É importante abrir o debate para que as pessoas entendam, sejam informadas e possam formar um pensamento crítico, ter suas próprias opiniões. A indústria nuclear possui elevado domínio tecnológico, de ponta. O fator segurança é a prioridade de qualquer instalação nuclear, seja ela de geração de energia, de tratamento de resíduos, médica etc. Acho importante que a sociedade saiba que o objetivo fundamental da segurança nuclear é proteger pessoas e o meio ambiente dos efeitos nocivos da radiação ionizante.
Os riscos atrelados aos processos desempenhados em uma instalação nuclear são exaustivamente analisados e reduzidos através da aplicação de sistemas de redundância e mecanismos de contenção da radiação.
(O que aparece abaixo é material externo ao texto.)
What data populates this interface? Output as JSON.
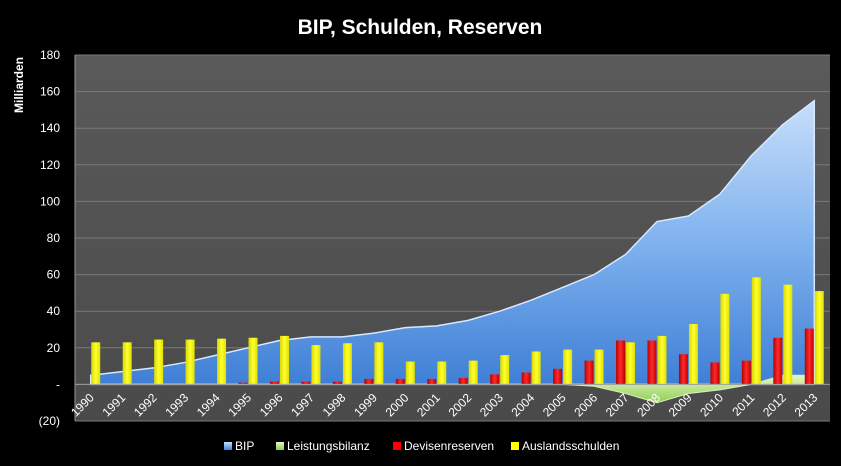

Além disso, importante que entendam que a radiação em si é algo natural e não, necessariamente, prejudicial à saúde. Ela está presente no nosso dia a dia, em alimentos como a banana, nas construções de edificações, no sol e até mesmo nas radiações cósmicas durante uma viagem de avião. Por isso, a comunicação é o caminho para estimular a aceitação pública da energia nuclear, para desmistificar e informar sobre o assunto. Nós, profissionais da área temos que estar sempre abertos a dialogar com o público.